At least three deaths and several injuries were reported in Mendocino County, Sheriff Tom Allman said during a Tuesday press conference.
In Yuba County, a woman died while trying to flee the flames in her vehicle, the county’s coroner confirmed Tuesday to KCRA. Two deaths were reported in Napa County Monday, according to Cal Fire.
Vice President Mike Pence was in California for a fundraising event for Republican congressional candidates on Monday, and while he was there, he promised federal assistance to California.
“I can assure you, as I did the governor, the federal government stands ready to provide any and all assistance to the state of California as your courageous firefighters and first responders confront this widening challenge,” Pence said.
California Gov. Jerry Brown declared a state of emergency Monday in Napa, Sonoma and Yuba counties, where the fires are the worst.
Noting that this is traditionally the worst time of the year for fires in the region, California Department of Forestry and Fire Protection Director Ken Pimlott told the AP: “Imagine a wind-whipped fire burning at explosive rates. This is 50 miles per hour. Literally, it’s burning into the city of Santa Rosa … burning box stores.”
Sonoma County resident Marian Williams described the blaze as “an inferno like you’ve never seen before. Trees were on fire like torches.”
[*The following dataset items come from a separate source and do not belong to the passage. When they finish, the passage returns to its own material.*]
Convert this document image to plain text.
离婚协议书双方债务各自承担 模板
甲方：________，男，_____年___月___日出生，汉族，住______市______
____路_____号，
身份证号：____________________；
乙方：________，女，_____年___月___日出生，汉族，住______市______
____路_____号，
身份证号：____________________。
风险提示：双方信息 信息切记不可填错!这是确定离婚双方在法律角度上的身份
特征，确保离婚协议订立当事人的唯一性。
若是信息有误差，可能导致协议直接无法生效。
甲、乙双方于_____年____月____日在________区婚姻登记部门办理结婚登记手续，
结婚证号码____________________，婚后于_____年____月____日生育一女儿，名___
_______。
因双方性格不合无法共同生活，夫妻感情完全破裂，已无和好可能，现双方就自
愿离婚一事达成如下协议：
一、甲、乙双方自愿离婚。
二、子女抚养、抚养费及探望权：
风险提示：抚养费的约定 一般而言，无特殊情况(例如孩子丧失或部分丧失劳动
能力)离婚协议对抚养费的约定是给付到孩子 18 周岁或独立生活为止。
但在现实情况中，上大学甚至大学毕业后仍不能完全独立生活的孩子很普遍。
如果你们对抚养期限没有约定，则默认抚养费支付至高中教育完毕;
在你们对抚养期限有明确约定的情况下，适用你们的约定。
The L.A. Times noted that entire blocks in the Fountain Grove area of Santa Rosa were leveled, and the city’s new fire station, Fire State 5, was destroyed. The fire also burned Santa Rosa’s historic round barn, the city’s K-mart, the Santa Rosa Hilton Sonoma Hotel and destroyed homes at the Journey’s End Mobile Home Park.
“It’s real bad,” Cal Fire Battalion Chief Marshall Tuberville told the Times. “This is an example of nature in control, and we are doing what we can, but we’re not being that effective at stopping the fire.”